Under the expanded program, each company will be allowed to operate 600 scooters — up from 400. Start-ups then can request their fleet be increased up to 25 percent every quarter after a DDOT evaluation. Companies that meet performance measures and maintain safe and high-quality operations could be operating up to 1,200 scooters in the District by the end of 2019.
E-scooter companies that want to continue operating in the District also will need to offer a cash-payment option to customers and restrict scooter speeds to 10 mph. The city will charge companies a fee of up to $5 a month per scooter or bicycle — which could add up to $36,000 annually per company.
Companies operating bikes and scooters are required to apply for separate permits for each mode. Four companies have done so, and if approved, each will be allowed up to 600 bikes and 600 scooters.
The city is reviewing 16 applications from 12 companies. Scooter providers Bird, Lime, Lyft, Skip and Spin (owned by Ford) plan to continue scooter operations. Lime, which began its services as a bicycle provider but replaced its bikes with scooters over the summer, is also applying for a bicycle fleet. Jump (owned by Uber) is seeking a permit to continue its popular electric-bike service and has filed for a permit to deploy e-scooters.
New entrants are scooter companies Wind, VeoRide and Razor. Ridecell and HOPR/Cyclehop are applying for scooters and bikes, and Riide wants to bring in bicycles.
D.C. transportation officials said they will make a determination on the applicants before the end of the year.

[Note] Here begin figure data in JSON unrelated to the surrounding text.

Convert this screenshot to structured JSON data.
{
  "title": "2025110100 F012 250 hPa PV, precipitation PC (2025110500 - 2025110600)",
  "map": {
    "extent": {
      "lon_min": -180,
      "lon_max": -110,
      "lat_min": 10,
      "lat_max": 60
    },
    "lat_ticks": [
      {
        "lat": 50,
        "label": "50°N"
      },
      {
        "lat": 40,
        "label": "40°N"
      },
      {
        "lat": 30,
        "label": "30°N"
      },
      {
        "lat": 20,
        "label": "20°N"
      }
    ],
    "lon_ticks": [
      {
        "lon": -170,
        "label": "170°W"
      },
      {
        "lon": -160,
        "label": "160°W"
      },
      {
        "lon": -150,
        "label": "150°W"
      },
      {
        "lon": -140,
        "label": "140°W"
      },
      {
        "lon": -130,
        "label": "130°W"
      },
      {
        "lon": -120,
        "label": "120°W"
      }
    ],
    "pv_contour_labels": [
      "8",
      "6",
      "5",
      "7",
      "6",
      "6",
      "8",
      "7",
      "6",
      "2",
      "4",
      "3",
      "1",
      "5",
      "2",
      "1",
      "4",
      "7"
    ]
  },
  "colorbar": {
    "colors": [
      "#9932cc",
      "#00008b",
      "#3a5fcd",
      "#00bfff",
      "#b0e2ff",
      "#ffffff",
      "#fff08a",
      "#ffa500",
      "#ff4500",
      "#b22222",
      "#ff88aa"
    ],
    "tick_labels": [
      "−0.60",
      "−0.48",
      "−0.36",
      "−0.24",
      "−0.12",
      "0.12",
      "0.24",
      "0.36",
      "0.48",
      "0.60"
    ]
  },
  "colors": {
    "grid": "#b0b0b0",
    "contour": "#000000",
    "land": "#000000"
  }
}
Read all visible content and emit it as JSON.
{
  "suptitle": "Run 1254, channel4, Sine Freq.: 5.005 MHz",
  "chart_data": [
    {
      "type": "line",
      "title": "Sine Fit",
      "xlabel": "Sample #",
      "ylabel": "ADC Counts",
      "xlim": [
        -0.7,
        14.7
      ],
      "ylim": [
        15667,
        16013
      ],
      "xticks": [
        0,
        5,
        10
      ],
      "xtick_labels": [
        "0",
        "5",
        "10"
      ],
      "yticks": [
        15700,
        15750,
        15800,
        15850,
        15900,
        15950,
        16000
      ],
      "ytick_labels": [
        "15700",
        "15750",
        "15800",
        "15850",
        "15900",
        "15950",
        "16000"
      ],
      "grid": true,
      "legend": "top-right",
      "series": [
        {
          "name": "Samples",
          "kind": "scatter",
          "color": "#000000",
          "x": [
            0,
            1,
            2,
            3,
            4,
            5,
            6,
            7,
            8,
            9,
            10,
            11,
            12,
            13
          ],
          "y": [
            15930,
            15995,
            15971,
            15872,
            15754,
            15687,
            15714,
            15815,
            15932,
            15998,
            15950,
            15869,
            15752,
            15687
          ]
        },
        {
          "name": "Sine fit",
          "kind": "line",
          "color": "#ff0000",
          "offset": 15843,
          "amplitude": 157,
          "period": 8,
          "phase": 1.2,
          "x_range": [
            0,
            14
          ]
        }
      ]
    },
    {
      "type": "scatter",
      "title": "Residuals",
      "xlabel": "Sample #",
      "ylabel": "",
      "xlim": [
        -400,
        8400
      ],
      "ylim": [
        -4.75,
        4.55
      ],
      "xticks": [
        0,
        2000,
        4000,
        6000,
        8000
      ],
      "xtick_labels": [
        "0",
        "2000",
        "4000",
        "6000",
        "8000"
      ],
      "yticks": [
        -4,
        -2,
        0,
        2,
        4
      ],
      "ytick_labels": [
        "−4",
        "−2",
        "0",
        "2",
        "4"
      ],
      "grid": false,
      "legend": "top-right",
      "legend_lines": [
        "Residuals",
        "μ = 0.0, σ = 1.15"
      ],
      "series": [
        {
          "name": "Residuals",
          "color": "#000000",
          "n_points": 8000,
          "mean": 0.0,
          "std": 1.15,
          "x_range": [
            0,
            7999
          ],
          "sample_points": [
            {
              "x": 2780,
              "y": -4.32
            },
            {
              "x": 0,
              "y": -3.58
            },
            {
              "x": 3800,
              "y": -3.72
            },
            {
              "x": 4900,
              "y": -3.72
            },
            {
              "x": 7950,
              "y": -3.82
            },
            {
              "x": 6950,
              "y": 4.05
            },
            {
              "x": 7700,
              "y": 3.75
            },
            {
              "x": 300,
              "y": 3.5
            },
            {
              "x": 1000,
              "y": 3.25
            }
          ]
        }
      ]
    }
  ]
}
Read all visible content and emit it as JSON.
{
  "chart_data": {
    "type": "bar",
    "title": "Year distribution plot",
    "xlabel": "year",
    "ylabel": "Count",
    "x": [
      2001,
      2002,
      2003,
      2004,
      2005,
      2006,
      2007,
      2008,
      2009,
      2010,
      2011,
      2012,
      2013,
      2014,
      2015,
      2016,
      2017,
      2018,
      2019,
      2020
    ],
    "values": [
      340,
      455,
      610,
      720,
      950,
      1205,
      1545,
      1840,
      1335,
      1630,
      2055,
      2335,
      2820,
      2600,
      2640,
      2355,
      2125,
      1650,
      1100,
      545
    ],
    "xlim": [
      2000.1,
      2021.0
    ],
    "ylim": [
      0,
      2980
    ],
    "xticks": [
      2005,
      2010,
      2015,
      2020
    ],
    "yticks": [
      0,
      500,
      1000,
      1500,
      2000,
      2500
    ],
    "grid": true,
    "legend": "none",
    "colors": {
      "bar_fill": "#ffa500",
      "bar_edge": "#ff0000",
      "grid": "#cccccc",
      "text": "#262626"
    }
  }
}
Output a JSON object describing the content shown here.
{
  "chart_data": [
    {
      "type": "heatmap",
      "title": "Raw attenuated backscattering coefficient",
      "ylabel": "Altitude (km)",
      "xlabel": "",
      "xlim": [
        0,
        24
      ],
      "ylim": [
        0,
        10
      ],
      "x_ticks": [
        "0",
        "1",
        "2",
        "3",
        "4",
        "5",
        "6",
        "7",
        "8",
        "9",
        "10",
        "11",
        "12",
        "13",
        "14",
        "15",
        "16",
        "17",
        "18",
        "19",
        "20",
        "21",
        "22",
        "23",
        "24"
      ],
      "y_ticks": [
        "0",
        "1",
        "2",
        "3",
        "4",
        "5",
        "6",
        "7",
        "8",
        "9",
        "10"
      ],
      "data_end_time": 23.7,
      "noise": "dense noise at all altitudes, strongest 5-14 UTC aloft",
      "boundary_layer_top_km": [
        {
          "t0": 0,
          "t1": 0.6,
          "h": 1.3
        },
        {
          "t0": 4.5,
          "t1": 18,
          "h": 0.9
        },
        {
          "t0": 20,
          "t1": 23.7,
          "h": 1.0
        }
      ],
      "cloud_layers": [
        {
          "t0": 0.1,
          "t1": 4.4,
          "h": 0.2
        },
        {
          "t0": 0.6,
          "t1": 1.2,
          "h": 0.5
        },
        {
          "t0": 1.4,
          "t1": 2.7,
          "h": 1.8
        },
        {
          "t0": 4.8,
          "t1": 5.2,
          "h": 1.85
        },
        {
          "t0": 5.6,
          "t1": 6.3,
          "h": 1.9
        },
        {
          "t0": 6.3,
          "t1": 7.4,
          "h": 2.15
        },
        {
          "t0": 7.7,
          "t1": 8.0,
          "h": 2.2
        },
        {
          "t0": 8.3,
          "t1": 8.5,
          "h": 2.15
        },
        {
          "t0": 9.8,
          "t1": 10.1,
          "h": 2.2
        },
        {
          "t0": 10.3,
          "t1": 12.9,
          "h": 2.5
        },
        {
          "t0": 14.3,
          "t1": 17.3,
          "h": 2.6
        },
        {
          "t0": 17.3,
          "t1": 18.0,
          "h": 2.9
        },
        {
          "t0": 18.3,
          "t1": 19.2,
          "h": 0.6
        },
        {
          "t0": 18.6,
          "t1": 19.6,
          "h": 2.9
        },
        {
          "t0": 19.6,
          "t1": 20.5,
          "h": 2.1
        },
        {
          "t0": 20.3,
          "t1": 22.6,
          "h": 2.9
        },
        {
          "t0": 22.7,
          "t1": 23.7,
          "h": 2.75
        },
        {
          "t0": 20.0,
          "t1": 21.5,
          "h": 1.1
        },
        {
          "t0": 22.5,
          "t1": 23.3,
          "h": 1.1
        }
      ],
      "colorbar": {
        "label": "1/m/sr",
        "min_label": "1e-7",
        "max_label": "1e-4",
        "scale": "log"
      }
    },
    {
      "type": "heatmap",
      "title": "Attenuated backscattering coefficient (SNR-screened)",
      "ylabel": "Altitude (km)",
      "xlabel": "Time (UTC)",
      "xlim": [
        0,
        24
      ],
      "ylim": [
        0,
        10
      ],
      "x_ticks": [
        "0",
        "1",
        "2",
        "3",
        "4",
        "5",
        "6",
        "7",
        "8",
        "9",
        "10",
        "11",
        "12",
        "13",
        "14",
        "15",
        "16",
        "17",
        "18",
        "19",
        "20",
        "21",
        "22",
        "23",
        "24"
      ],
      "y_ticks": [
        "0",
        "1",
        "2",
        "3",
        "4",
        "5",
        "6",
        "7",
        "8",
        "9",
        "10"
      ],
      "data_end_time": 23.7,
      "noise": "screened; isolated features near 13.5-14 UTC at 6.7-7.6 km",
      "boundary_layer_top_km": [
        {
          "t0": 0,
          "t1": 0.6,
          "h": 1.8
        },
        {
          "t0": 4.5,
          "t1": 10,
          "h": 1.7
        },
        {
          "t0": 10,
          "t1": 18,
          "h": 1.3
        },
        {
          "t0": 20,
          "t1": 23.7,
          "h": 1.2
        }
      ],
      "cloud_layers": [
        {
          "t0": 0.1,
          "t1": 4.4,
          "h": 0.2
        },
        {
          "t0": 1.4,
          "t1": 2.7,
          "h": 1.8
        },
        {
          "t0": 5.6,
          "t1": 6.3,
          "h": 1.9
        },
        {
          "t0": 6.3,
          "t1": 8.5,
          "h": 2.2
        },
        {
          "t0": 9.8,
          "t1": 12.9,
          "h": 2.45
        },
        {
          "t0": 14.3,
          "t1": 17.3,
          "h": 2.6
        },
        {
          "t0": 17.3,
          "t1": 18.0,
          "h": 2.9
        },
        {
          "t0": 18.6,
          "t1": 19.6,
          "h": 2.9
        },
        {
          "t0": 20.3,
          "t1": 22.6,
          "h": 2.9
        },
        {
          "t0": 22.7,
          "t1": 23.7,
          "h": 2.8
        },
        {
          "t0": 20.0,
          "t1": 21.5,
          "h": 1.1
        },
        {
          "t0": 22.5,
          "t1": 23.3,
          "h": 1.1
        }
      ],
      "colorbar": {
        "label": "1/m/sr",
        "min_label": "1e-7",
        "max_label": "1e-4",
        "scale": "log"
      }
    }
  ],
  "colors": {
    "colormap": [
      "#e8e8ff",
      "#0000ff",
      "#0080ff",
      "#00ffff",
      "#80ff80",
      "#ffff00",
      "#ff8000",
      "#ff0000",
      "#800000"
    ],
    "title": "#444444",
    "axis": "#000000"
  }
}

The high number of applicants is a good sign that the District continues to be a magnet for innovators, they said, and that its regulatory approach isn’t scaring away companies.
“The growing interest suggests these companies see the District as a viable place to do business and that the proposed dockless regulations do not prohibit companies from operating successfully,” Owens said.
The District has been criticized for taking a slow-growth approach toward the services, but companies say they want to continue to work with the city to grow and answer demand from residents and visitors who have embraced the scooters as another mode of transportation to navigate the capital and a busy downtown area.
If all the applicants are approved and launch the maximum number of vehicles, the city would have nearly 10,000 scooters. That would put it halfway to the 20,000 industry leaders and supporters say is needed in a place like Washington.